Deskripsi
Pinus banksiana umumnya mencapai tinggi antara 9 hingga 22 meter. Dalam kondisi tumbuh yang kurang ideal, beberapa individu berkembang sebagai semak. Pertumbuhannya sering tidak benar-benar lurus, sehingga bentuknya cenderung tidak beraturan, mirip dengan Pinus rigida. Spesies ini kerap membentuk tegakan murni di tanah berpasir atau berbatu. Banyak populasinya beradaptasi dengan kebakaran pengganti. Buah dapat tetap tertutup selama bertahun-tahun hingga kebakaran hutan memusnahkan pohon dewasa dan membuka buah, memungkinkan penyemaian ulang di area yang terbakar. Populasi lain, yang tidak terpapar kebakaran pembentuk tegakan secara rutin, menunjukkan tingkat serotini yang lebih rendah. Di pesisir Maine, spesies ini tampak tidak bergantung pada api untuk bereproduksi, dan beberapa tegakan memiliki struktur umur yang beragam. Populasi dengan serotini lebih rendah umumnya ditemukan di tanah yang membatasi kompetisi tumbuhan lain, seperti tanah dangkal di atas batuan dasar, tanah dekat permukaan air, atau tanah yang masih sangat muda.[7][8][9][10]

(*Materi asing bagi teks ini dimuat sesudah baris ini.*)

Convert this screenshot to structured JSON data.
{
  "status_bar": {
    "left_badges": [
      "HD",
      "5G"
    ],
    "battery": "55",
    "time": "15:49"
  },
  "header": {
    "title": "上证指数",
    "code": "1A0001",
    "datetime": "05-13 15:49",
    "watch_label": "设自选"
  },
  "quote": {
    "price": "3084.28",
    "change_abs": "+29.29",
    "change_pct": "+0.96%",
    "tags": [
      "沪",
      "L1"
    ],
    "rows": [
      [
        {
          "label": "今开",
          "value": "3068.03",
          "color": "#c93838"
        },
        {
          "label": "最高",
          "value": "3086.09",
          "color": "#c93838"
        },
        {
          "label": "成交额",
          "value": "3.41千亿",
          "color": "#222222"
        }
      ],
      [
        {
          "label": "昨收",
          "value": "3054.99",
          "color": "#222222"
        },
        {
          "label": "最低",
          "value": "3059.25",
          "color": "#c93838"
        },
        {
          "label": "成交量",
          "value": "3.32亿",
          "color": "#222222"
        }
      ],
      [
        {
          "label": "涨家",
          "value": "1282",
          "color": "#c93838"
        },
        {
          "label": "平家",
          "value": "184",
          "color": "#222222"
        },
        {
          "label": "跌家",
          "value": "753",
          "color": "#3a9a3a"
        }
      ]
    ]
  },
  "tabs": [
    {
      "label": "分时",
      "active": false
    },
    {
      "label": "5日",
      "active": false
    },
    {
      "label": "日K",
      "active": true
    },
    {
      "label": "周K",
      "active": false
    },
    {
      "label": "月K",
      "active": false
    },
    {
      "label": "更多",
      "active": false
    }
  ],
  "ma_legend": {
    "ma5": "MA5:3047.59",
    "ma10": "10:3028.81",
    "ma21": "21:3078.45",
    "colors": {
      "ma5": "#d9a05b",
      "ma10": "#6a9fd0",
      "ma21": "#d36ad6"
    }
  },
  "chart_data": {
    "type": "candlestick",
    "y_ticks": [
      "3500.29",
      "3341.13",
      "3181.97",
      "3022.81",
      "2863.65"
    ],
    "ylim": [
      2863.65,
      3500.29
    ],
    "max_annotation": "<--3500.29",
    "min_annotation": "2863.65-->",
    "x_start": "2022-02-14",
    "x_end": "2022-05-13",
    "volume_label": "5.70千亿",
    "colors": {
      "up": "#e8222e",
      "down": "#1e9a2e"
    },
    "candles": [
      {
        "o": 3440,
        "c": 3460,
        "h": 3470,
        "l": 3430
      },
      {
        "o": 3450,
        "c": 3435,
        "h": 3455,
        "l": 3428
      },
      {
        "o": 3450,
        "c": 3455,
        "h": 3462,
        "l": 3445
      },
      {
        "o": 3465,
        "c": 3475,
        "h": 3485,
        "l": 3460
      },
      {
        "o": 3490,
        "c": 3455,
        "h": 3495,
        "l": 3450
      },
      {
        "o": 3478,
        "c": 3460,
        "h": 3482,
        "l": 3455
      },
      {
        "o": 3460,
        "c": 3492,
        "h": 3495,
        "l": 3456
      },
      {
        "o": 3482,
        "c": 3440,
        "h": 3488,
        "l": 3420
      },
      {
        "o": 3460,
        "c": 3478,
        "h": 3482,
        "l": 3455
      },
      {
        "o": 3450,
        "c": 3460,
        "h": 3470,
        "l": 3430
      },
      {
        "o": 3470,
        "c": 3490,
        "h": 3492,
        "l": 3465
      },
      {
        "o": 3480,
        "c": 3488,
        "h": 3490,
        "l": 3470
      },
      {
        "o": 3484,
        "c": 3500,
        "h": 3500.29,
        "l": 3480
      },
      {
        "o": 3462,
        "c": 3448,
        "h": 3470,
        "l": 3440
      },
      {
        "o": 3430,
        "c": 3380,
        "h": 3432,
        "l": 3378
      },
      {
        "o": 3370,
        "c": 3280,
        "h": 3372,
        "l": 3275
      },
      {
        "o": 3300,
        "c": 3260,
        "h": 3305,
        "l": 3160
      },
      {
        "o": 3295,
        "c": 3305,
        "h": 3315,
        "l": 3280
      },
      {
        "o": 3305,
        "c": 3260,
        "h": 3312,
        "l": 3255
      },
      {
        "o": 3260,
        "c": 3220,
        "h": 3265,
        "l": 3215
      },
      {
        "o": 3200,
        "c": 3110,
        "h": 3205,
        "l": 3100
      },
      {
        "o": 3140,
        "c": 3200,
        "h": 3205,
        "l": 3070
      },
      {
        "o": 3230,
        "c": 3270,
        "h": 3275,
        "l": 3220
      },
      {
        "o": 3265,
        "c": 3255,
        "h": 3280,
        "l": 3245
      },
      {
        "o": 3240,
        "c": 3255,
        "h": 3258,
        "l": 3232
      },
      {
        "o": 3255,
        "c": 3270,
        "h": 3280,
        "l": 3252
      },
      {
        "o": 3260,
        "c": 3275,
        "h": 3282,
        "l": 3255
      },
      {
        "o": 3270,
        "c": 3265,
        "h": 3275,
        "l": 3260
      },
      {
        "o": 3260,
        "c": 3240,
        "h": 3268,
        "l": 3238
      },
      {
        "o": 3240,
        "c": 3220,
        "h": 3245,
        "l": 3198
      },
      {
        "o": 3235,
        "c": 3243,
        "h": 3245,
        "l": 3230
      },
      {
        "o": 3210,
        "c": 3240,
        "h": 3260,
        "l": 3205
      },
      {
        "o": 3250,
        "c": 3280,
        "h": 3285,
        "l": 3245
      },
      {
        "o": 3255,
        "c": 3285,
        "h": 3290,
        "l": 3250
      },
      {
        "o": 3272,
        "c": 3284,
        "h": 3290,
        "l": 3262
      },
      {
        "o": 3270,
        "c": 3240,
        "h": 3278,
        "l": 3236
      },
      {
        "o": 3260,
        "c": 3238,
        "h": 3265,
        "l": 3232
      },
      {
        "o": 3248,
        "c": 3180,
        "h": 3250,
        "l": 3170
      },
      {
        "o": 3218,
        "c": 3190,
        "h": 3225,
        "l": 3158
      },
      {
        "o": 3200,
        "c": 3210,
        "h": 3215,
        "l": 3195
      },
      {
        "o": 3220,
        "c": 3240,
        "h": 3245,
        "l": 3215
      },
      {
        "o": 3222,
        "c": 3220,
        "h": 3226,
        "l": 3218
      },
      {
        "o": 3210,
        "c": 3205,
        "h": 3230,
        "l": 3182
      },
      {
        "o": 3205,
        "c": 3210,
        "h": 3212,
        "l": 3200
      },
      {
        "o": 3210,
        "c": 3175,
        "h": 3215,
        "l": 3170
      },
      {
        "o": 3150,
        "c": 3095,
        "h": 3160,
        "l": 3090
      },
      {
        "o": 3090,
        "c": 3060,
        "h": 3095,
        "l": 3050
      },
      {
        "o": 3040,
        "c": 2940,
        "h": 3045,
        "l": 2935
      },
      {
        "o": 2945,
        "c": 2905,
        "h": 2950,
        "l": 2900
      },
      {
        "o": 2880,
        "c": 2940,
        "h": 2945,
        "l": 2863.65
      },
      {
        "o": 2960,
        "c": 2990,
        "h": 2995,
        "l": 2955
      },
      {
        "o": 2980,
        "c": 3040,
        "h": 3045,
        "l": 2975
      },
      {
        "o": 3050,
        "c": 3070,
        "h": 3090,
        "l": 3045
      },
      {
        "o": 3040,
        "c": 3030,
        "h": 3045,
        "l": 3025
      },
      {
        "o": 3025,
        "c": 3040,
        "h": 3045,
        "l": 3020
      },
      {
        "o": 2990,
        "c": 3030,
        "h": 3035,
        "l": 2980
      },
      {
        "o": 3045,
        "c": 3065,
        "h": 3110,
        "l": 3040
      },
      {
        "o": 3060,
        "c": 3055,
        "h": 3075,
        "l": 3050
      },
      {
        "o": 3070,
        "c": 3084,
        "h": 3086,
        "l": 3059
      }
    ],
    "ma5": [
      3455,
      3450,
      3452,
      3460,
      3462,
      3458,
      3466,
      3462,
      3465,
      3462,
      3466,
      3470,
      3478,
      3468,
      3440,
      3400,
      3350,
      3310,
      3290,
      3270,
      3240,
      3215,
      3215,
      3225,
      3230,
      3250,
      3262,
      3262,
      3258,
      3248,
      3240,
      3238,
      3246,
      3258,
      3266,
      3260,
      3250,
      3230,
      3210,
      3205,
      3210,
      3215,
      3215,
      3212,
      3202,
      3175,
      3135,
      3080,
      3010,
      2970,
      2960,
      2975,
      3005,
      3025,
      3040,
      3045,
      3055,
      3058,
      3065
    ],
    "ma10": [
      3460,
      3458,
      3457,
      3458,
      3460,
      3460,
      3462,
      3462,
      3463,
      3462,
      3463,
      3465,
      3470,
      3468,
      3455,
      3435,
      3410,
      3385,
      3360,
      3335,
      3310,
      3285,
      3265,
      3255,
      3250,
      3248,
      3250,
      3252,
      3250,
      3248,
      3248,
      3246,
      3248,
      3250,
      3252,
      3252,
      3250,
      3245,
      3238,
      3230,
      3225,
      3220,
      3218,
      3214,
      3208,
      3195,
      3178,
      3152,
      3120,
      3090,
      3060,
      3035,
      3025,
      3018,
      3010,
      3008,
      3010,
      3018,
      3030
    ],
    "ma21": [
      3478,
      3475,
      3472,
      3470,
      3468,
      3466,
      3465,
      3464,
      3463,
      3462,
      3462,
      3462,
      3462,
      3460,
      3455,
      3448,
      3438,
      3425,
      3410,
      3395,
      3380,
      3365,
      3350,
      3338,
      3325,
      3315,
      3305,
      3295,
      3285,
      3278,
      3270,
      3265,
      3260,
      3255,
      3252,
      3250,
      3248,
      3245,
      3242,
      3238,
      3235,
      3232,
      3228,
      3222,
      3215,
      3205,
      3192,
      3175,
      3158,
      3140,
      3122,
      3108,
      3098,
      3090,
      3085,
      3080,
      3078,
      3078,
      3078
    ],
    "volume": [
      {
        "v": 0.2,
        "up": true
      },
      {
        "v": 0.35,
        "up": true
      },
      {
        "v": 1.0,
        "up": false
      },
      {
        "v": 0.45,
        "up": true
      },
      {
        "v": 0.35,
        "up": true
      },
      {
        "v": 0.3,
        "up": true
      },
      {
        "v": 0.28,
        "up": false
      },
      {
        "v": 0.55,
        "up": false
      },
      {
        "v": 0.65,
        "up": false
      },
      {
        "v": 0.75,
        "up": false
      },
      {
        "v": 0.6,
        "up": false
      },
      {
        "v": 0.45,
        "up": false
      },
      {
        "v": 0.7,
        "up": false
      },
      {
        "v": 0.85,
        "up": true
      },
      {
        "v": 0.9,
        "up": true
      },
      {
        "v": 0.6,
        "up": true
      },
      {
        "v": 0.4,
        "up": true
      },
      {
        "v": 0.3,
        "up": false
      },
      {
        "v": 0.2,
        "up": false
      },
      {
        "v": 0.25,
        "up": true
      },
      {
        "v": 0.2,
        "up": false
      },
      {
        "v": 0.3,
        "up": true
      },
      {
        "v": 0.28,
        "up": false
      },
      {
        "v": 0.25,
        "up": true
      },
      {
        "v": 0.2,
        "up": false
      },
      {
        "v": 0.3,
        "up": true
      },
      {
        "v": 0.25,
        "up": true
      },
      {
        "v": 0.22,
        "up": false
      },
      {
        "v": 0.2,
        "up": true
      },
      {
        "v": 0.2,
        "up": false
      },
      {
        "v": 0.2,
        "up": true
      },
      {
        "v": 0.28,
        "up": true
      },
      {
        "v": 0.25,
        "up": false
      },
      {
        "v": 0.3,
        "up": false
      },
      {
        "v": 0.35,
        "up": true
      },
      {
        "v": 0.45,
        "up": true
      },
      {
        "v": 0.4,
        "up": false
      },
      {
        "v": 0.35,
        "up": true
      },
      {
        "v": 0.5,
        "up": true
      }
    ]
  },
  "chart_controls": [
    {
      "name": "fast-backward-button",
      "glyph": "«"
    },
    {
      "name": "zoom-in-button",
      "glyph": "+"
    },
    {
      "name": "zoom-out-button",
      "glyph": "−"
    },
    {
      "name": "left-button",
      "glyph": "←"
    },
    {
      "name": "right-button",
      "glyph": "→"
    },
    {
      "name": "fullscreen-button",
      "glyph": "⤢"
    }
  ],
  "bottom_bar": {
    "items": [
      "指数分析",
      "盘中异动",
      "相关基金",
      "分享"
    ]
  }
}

Daunnya berupa jarum yang tumbuh berpasangan, berbentuk ramping, lurus atau sedikit melengkung, kaku, runcing, dan berwarna hijau kekuningan muda, dengan panjang 2 hingga 4 sentimeter. Selubung fasikelnya bersifat persisten. Kuncupnya tumpul dan meruncing, hingga sepanjang 15 milimeter, berwarna coklat kemerahan, serta mengandung resin. Pada tunas kuat, terdapat lebih dari satu segmen pertumbuhan. Kulit batangnya tipis, kehijauan hingga abu-abu saat muda, kemudian menjadi coklat gelap dan bersisik seiring pertambangan usia. Kayunya relatif keras, berat, tetapi tidak terlalu kuat, serta berwarna coklat muda. Buah bijinya bervariasi dari bentuk persegi panjang hingga lonjong, bisa lurus atau sedikit melengkung ke dalam, dengan panjang sekitar 3 hingga 5 sentimeter. Sisiknya memiliki duri kecil yang rapuh dan biasanya lepas sebelum matang sehingga permukaan buah tampak halus.[11]
Tidak seperti kebanyakan pinus lainnya, buah Pinus banksiana biasanya mengarah ke depan sepanjang cabang dan kadang melengkung mengikutinya. Ciri ini membantu membedakannya dari Pinus contorta yang tumbuh lebih ke barat. Pada banyak pohon dewasa, buah bersifat serotinus dan akan terbuka ketika terpapar panas tinggi, sekitar 50 °C atau lebih.[12]